Years later my father shared with me how he had pleaded with the Lord to spare his life - not because he was not ready to die, but that he was convinced that he had not yet accomplished the purpose for which he had been created. For years he'd known that God was calling him to be a pastor, and yet he'd never responded to that call. On his death bed he pleaded for just one more chance at life, one more chance to make his life count for time and for eternity. The Lord saw my father's tears and He heard his prayers and He healed him.

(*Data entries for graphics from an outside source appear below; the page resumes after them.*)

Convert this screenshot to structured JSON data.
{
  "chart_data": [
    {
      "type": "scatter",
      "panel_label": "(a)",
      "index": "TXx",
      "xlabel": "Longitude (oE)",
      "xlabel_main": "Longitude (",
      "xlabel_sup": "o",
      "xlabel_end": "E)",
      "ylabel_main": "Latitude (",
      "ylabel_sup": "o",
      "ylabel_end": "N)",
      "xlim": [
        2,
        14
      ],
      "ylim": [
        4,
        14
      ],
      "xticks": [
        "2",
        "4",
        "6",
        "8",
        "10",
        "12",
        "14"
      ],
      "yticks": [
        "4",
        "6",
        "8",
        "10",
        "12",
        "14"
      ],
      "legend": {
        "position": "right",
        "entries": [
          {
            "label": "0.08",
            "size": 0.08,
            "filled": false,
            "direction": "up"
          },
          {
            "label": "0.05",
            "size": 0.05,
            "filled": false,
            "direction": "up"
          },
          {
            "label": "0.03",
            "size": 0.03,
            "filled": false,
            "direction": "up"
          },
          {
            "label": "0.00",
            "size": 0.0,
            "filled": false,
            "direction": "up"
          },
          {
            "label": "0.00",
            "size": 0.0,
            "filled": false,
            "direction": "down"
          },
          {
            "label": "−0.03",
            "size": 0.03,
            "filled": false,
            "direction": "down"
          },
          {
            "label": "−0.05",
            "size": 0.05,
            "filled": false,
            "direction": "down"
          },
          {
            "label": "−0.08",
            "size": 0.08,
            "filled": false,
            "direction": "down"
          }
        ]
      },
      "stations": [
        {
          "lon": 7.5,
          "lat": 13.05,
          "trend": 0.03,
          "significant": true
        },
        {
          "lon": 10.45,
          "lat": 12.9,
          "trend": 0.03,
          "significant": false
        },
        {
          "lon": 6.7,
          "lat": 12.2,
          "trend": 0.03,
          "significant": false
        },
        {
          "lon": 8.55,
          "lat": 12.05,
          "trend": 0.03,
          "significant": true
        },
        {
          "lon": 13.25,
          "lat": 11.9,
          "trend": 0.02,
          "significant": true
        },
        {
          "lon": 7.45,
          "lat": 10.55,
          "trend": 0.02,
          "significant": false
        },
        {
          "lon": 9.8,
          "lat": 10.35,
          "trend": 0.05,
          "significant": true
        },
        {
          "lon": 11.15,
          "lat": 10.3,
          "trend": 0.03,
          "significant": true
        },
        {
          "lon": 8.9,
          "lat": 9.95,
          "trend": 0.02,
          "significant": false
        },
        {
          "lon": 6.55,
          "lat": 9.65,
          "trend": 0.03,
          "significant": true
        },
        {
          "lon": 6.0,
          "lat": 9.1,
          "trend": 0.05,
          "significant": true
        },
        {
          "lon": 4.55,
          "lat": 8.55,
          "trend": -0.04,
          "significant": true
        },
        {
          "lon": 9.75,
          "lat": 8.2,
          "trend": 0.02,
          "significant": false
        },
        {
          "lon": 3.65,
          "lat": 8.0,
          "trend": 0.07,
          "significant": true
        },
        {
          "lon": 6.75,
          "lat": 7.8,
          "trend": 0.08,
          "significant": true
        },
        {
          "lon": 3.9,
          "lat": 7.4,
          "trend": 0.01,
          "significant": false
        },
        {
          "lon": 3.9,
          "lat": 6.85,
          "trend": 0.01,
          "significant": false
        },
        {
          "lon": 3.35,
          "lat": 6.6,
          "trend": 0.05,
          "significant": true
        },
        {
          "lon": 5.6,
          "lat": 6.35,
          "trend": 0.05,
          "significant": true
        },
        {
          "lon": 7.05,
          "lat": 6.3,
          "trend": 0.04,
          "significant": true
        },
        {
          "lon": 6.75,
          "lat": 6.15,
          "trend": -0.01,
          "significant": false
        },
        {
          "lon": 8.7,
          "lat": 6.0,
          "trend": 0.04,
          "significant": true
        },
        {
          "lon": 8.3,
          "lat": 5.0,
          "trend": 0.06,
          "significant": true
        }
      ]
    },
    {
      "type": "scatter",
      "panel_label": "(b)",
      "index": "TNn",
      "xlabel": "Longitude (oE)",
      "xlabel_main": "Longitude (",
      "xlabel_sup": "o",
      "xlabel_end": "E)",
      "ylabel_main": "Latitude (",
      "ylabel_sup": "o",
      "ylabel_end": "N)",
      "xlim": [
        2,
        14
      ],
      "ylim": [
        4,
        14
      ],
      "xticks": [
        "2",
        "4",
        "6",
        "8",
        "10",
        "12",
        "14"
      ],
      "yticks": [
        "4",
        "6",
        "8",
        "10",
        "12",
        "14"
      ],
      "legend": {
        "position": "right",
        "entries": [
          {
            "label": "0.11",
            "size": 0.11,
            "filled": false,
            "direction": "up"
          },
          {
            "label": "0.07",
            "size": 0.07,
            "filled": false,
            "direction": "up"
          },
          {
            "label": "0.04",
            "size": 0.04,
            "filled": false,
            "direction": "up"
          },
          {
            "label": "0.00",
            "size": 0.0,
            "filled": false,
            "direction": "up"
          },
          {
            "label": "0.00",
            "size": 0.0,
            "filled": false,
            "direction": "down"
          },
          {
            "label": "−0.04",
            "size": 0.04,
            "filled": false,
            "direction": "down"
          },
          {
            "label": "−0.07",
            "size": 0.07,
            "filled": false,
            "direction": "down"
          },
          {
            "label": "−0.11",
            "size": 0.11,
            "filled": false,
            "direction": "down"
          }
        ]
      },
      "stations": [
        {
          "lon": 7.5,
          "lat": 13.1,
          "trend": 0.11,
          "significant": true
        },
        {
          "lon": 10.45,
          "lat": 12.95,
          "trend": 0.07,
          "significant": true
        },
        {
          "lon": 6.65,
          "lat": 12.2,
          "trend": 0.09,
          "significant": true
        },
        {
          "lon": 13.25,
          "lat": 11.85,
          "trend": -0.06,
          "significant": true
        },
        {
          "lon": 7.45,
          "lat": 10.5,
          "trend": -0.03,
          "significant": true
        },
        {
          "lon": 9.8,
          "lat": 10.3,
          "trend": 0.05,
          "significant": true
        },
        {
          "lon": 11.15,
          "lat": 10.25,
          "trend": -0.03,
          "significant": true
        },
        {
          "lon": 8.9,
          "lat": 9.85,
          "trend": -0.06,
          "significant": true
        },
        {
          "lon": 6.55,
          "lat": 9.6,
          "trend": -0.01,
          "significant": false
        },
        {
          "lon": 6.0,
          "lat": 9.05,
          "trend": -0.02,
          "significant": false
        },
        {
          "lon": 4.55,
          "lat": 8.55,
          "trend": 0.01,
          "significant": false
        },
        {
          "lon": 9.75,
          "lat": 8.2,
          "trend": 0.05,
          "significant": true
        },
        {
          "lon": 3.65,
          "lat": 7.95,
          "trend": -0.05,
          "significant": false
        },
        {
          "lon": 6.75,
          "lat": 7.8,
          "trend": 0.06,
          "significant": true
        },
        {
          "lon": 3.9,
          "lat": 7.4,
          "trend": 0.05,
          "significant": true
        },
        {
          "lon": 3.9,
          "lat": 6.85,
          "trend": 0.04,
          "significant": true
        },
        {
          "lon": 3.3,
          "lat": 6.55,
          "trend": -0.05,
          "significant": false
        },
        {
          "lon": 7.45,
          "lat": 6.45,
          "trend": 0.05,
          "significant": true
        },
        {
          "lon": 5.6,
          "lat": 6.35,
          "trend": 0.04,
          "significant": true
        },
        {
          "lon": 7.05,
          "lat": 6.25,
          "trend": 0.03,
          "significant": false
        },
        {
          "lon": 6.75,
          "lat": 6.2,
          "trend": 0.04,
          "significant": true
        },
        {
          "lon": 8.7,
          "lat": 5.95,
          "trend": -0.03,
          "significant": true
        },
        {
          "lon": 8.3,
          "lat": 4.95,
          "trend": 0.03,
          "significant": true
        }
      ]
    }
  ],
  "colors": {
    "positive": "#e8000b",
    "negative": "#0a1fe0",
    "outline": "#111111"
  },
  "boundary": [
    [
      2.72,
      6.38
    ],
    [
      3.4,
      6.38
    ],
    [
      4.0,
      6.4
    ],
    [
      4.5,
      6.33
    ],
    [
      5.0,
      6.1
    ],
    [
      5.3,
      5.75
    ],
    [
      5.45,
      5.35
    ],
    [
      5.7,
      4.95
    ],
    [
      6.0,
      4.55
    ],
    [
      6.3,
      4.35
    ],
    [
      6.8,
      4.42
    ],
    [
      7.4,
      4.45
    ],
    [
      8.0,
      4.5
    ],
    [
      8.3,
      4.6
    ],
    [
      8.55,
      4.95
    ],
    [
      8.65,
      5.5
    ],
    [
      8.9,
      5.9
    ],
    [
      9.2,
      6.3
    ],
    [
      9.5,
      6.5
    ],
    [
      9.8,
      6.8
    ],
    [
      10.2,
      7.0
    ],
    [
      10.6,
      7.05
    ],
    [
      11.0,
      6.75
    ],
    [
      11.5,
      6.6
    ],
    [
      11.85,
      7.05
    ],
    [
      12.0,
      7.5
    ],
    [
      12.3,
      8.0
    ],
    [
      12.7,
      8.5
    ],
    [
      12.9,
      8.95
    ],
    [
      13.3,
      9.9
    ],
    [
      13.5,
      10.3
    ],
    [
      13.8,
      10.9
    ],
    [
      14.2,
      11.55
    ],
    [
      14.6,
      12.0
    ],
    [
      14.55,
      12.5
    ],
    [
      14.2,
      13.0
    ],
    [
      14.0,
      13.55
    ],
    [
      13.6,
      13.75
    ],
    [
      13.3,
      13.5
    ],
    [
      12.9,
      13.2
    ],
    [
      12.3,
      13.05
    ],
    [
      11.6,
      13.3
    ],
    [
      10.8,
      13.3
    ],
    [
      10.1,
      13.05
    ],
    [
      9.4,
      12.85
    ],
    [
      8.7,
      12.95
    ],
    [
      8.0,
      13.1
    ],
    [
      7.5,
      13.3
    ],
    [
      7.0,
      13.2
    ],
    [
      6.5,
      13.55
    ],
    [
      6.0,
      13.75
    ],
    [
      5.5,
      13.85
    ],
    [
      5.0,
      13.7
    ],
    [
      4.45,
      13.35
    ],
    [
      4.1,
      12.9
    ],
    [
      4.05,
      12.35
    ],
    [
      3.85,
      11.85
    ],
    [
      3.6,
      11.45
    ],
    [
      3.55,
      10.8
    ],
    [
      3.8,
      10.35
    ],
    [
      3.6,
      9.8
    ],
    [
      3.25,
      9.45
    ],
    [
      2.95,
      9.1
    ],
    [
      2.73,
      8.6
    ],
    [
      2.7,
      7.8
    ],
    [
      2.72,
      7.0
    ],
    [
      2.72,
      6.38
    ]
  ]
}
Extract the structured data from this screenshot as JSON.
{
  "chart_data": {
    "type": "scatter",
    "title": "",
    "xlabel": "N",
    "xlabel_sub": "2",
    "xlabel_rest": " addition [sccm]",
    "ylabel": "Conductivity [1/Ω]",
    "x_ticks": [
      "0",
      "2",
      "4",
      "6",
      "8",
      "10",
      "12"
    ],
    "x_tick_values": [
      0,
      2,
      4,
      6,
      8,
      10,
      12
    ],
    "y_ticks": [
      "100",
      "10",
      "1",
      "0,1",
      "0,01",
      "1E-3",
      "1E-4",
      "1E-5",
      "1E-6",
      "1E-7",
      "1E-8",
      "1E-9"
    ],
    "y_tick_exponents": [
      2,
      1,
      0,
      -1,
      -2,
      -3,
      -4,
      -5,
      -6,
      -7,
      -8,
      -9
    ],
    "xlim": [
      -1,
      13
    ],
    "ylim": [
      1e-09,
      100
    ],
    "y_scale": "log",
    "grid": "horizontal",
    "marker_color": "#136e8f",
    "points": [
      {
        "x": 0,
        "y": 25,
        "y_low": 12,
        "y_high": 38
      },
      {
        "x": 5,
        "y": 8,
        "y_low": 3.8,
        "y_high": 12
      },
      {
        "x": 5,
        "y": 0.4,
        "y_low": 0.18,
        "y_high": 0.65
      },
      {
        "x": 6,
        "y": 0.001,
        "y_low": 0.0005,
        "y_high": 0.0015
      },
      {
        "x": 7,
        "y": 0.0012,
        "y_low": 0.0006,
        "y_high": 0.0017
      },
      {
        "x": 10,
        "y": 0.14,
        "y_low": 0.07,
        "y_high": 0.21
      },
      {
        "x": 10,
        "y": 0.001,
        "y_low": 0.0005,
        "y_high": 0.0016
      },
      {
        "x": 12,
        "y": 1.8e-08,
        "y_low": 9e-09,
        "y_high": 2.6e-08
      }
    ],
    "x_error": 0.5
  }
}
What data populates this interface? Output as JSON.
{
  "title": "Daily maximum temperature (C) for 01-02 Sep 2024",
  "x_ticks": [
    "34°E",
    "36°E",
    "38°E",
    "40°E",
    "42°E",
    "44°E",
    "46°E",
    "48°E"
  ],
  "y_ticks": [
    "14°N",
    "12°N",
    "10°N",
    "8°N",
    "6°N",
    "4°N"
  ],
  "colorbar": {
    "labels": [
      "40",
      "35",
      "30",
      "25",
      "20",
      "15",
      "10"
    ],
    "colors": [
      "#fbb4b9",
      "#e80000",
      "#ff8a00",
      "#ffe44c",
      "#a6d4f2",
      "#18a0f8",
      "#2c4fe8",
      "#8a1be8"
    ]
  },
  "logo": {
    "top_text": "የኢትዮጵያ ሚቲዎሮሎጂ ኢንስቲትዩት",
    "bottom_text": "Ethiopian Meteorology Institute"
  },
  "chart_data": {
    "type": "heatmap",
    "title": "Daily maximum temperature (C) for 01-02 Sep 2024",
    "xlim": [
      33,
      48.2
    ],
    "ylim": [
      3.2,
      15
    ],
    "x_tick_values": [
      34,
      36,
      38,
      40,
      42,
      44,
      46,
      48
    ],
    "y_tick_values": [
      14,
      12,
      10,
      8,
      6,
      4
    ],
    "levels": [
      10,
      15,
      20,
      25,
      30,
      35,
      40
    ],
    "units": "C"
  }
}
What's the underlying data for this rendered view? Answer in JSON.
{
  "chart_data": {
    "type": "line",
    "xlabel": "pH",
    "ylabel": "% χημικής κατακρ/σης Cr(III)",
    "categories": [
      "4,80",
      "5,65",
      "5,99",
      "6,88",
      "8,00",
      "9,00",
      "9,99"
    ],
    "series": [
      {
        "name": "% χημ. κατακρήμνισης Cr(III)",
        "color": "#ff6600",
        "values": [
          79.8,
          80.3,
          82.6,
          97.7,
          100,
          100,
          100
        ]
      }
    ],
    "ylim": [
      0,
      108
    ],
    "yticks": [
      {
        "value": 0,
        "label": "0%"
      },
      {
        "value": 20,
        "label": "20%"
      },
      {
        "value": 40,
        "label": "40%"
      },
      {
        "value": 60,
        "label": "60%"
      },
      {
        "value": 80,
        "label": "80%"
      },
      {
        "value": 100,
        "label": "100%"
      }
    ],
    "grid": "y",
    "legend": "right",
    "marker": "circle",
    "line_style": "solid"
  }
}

Not long after Dad regained his strength he began making changes. He resigned a comfortable position as a design draftsman engineer. He sold his home in a Canadian suburb and he moved his family to an inner-city neighborhood in the United States and then began studying to become a pastor. For the next four decades he served the Lord with purpose and passion. He pastored the hurting, prayed for the sick, he preached from the Scriptures and every day he'd rise early in the morning and he would pray for a son who had little interest in the things of God. Before he died, however, my father realized an answer to those prayers. I surrendered my life to Christ and to His calling and I'll never forget the day that Dad told me how proud he was of what God had done in my life. With a twinkle in his eye he said "I had a part in that." Of course, he did. Not only am I the product of his prayers, but throughout the forty years that God added to my father's life he modeled what it meant to be a fearless defender of the faith.

Not everyone has been called to be a pastor. Everyone, however, has been called to serve the Master. Whatever our calling, we are to invest our time, our talents, our treasures in the things that will last for all eternity. I want to exhort fathers everywhere: it's your prayers, your care, that are so paramount in the lives of your children. Don't be an absentee Dad. Invest your life in your children and you will, indeed, have an enduring legacy.